Aufstieg, Klassen und Klonen

Beim Sammeln von Erfahrungspunkten steigen Spieler selbstverständlich in höhere Stufen auf. Erreicht man einen bestimmten Level, so wird man vor die Entscheidung zwischen zwei Klassen gestellt. Dreimal spezialisiert man sich bis zum derzeitigen Maximum bei Stufe 50 (genauer gesagt bei Level 5, 15 und 30), es gibt also insgesamt 14 Klassen in "Tabula Rasa". Mit jedem Aufstieg kann man bessere Ausrüstung tragen und bessere Waffen verwenden. Jede Klasse besitzt allerdings eigene tragbare Gegenstände sowie unterschiedliche magische Tricks oder Fähigkeiten. Damit der Spieler sich nicht ärgert, weil er die "falsche" Klasse gewählt hat, kann er sich in bestimmten Abschnitten des Spiels klonen lassen. An solchen Stellen speichert man die aktuellen Eigenschaften des Charakters. Man kann also zu jeder Zeit mit der anderen Figur in einer anderen Klasse weiterspielen, ohne das Spiel komplett von vorne anfangen zu müssen. Die Klone müssen sich allerdings selbst um ihre Ausrüstung kümmern. Einige Truhen verteilt im Spiel machen den Tausch von Gegenständen zwischen Klonen einfacher.

Bei jedem Aufstieg in einen neuen Level erhält der Spieler weiterhin drei Eigenschafts- und zwei Fertigkeitspunkte. Die Eigenschaftspunkte kann er auf drei Parameter verteilen, die jeweils zwei von drei unterschiedlichen Werten beeinflussen: Lebenspunkte, Magiepunkte oder Regenerationsgeschwindigkeit. Die Ausrüstung hat auf diese Werte zusätzlichen Einfluss, so dass man sich nicht lange zu ärgern braucht, wenn man sich bei einem Aufstieg falsch entschieden hat. Die Fertigkeitspunkte sind, wie man sich denken kann, für die Fertigkeiten der Charaktere reserviert. Trotz des Aufstiegs in neue Klassen kann man immer noch in die Skills der alten investieren, um so zum Beispiel besser heilen zu können oder mehr Schaden mit Handwaffen zu verursachen. Jede Fertigkeit kann fünfmal verbessert werden, allerdings steigt auch die Anzahl der pro Verbesserung benötigten Punkte linear an.

Das Heads-Up-Display

Das HUD sieht zunächst sehr sparsam aus, besitzt aber alles, was ein Spieler benötigt: von der Waffen- und Fähigkeitenauswahl (fünf freie Slots jeweils) über die Minikarte mit integriertem Zoom und dem Missionsstatus bis hin zu den üblichen Balken für Magie- und Lebenspunkte. Möchte man mit dem HUD interagieren oder zu einem der Menüs gehen, hält man die "STRG"-Taste gedrückt. Damit öffnet sich ein Radialmenü, von dem aus man Zugang zu allen vorhandenen Möglichkeiten hat. Während man sich im Radialmenü oder einem der Untermenüs befindet, hat man keine Kontrolle über die Spielfigur. Man sollte also nur in sicheren Zonen auf sie zugreifen. Leider ist das HUD recht inflexibel, was Position oder Größe angeht, stört aber in den meisten Fällen nicht.

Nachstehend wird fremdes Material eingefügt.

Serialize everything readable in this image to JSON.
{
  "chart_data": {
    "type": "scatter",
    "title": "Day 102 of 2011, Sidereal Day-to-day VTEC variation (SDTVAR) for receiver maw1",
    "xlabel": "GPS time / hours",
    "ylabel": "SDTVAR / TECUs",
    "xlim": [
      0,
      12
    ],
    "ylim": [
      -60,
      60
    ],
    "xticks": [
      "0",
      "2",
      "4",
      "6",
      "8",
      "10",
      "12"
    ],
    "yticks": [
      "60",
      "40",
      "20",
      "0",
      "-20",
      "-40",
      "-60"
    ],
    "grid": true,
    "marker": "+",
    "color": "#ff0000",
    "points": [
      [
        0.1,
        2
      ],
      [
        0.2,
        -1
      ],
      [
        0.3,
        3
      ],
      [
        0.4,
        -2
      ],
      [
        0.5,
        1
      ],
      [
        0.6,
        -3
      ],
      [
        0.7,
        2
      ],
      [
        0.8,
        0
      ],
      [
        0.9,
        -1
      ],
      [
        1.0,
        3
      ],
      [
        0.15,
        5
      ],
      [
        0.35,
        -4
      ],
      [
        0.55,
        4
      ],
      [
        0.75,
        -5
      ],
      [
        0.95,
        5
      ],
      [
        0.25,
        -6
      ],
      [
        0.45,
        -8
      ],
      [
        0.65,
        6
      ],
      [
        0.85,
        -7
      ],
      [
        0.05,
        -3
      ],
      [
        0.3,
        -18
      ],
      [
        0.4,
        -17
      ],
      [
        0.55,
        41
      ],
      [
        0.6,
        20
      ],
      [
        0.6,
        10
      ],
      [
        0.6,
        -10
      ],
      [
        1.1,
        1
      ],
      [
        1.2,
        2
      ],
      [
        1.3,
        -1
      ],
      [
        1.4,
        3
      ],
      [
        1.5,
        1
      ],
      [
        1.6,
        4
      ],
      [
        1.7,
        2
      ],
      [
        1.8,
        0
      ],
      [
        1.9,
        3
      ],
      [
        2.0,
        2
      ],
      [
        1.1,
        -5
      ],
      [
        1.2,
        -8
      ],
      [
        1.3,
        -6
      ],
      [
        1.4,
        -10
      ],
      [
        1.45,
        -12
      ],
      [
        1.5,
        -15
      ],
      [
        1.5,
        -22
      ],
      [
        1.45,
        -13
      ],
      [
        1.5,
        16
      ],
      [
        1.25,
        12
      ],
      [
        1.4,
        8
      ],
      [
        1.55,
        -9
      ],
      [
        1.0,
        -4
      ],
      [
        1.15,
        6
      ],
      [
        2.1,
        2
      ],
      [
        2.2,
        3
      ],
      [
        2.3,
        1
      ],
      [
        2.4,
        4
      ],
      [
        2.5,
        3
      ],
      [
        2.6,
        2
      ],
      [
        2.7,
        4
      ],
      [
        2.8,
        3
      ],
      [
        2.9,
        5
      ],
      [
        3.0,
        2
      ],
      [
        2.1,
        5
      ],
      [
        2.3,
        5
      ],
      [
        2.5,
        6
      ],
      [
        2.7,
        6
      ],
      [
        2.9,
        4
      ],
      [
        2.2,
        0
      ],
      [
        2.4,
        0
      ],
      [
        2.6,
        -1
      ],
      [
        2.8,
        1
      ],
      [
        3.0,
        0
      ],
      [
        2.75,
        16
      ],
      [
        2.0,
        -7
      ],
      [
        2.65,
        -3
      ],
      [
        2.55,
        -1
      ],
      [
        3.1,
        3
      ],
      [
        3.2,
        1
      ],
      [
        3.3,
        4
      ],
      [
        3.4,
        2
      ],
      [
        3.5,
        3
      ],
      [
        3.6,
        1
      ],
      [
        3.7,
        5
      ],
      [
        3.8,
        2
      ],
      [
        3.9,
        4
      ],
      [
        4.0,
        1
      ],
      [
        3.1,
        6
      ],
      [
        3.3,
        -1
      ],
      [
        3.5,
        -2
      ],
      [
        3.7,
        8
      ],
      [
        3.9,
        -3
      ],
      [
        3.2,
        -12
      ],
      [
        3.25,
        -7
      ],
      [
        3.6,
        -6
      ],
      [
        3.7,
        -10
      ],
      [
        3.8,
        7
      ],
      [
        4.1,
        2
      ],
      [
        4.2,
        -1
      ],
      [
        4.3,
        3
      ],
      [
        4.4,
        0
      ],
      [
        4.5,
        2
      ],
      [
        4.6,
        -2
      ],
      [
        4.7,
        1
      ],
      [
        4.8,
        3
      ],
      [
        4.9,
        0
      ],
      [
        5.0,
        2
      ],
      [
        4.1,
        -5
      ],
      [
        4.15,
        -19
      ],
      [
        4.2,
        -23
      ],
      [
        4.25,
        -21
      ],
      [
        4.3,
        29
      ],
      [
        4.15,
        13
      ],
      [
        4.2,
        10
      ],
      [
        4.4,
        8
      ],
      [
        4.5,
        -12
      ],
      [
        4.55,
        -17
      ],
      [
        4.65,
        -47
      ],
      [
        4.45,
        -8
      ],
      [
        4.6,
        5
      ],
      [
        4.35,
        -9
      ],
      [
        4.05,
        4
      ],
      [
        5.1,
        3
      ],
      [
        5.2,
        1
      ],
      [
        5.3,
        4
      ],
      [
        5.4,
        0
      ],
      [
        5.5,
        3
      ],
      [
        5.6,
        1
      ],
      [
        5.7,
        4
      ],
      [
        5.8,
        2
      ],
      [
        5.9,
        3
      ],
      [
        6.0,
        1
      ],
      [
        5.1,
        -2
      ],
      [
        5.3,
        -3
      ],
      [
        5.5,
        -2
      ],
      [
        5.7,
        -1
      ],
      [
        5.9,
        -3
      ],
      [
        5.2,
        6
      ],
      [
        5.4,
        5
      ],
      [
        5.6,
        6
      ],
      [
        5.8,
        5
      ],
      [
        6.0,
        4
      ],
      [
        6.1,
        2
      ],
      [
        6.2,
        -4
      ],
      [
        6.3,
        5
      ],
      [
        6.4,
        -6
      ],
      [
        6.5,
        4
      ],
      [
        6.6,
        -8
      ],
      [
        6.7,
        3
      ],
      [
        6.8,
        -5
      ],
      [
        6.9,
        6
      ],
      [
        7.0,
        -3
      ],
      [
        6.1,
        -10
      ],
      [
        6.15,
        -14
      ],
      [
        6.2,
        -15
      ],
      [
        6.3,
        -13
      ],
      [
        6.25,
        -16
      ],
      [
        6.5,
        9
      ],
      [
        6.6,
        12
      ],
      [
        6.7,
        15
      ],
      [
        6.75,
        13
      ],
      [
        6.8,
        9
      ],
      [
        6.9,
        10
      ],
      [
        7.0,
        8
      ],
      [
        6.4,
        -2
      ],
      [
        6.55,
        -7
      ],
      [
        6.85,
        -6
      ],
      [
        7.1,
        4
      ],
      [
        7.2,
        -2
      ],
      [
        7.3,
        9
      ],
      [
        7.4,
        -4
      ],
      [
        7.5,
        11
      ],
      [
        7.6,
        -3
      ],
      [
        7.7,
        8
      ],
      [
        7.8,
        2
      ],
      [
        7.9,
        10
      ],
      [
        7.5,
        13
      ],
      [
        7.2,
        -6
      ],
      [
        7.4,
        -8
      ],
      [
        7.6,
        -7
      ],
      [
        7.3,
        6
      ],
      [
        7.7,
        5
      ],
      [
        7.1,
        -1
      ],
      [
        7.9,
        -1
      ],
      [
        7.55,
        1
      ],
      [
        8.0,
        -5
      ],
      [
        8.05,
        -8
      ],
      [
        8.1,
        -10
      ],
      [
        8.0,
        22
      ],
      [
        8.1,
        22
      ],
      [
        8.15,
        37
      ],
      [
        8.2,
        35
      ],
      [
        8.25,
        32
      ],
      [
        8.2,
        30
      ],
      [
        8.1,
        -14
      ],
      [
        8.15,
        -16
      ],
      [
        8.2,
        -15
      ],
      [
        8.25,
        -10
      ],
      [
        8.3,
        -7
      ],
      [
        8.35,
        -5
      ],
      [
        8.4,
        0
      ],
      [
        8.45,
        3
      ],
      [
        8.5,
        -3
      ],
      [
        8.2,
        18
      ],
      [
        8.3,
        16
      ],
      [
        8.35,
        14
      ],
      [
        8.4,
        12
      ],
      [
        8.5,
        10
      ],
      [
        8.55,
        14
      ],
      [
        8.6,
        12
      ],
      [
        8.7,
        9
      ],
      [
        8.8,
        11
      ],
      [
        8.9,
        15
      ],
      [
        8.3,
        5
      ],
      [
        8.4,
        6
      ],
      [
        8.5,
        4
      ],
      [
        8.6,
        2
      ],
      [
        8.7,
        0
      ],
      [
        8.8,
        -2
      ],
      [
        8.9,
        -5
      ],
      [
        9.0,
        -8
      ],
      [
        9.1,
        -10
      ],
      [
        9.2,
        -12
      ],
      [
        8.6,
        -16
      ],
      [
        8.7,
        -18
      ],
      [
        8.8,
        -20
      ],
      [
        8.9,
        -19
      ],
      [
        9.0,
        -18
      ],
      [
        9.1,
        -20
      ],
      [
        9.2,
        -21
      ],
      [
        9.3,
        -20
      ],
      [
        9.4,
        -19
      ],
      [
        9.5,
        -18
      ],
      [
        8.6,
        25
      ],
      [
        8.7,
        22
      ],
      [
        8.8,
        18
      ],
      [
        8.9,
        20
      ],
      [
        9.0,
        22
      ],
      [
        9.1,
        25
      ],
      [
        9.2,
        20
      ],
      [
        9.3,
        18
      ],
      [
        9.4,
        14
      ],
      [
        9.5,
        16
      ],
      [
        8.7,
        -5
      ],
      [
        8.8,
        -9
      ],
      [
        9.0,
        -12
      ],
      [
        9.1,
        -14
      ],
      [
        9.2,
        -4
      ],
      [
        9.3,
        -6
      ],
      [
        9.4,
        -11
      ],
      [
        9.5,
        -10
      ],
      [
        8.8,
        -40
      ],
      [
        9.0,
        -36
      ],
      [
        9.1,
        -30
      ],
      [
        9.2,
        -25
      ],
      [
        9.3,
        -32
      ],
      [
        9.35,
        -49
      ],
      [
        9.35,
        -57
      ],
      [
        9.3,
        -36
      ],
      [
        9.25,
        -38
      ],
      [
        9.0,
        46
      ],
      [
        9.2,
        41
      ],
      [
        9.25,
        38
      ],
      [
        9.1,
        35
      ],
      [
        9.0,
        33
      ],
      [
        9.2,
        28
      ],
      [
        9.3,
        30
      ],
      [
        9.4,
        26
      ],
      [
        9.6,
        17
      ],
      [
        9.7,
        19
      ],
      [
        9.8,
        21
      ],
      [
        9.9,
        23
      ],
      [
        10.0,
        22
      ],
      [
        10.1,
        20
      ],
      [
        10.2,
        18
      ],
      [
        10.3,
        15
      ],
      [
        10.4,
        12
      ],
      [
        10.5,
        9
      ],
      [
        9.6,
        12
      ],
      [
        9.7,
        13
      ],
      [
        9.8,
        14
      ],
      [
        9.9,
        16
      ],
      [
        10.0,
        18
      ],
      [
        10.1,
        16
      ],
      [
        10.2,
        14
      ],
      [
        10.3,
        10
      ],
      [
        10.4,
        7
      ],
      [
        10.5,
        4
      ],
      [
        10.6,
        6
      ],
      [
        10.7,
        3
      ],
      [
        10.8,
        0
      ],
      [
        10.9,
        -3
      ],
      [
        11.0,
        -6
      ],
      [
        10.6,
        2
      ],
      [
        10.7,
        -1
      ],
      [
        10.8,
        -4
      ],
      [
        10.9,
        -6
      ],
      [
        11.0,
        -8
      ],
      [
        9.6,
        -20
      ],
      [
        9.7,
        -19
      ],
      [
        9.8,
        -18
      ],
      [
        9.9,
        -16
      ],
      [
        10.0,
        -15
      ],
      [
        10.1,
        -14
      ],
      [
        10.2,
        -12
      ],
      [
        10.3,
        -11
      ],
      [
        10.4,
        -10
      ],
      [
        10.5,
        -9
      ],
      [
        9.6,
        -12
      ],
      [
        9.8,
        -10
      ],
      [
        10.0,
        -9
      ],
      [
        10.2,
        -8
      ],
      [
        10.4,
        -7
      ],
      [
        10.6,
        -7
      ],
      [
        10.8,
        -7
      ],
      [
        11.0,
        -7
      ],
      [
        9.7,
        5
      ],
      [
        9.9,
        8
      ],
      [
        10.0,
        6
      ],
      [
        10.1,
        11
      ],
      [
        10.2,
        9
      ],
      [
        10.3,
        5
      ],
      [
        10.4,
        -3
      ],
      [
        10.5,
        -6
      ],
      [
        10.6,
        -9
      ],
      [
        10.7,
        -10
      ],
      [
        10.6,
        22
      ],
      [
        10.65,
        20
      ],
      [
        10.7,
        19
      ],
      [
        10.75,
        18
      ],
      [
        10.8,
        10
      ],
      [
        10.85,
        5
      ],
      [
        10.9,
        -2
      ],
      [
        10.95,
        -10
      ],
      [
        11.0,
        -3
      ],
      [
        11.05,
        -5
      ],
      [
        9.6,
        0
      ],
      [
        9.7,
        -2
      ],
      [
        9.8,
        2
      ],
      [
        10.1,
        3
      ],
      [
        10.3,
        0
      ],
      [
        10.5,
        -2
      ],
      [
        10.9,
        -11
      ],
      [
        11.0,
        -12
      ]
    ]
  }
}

Der wesentlichste Nachteil des HUDs ist allerdings die Chatfunktion. Sie verfügt über sehr hilfreiche unterschiedliche Ebenen - von Team- oder Clan-Chats über Gruppensuchen-Räume bis hin zu normalen, lokalen Gesprächen. Der Chatraum für globale Gespräche wird allerdings leider völlig zu Diskussionen über Star Trek sowie über Gott und die Welt missbraucht. Man sucht also schnell den entsprechenden Filter, um derartige spielfremde Gespräche auszublenden, erfährt dann allerdings auch einiges nicht mehr.

Crafting

Die vielen besonderen Waffen im Spiel kann man in Crafting-Stationen zerlegen, um an die einzelnen Komponenten zu gelangen. Diese kann man in andere Waffen einbauen, wobei natürlich das Risiko besteht, sowohl Waffe als auch Komponente zu verlieren. Dazu benötigt man zusätzliche Bauanleitungen, die man meistens bei gefallenen Gegnern findet. Dieses System erlaubt Spielern, Waffen und Ausrüstungsgegenstände genau nach ihren Wünschen zu konstruieren, sowie Farben für Klamotten herzustellen. Darüber hinaus ist die Bastelei eine Methode an Geld zu kommen, beziehungsweise überhaupt etwas mit den vielen gesammelten Gegenständen anzufangen. Einen richtigen Markt im Spiel findet man allerdings nicht, man kann sich auch nicht im Craften verbessern, um damit noch außergewöhnlichere Gegenstände zusammenzubauen.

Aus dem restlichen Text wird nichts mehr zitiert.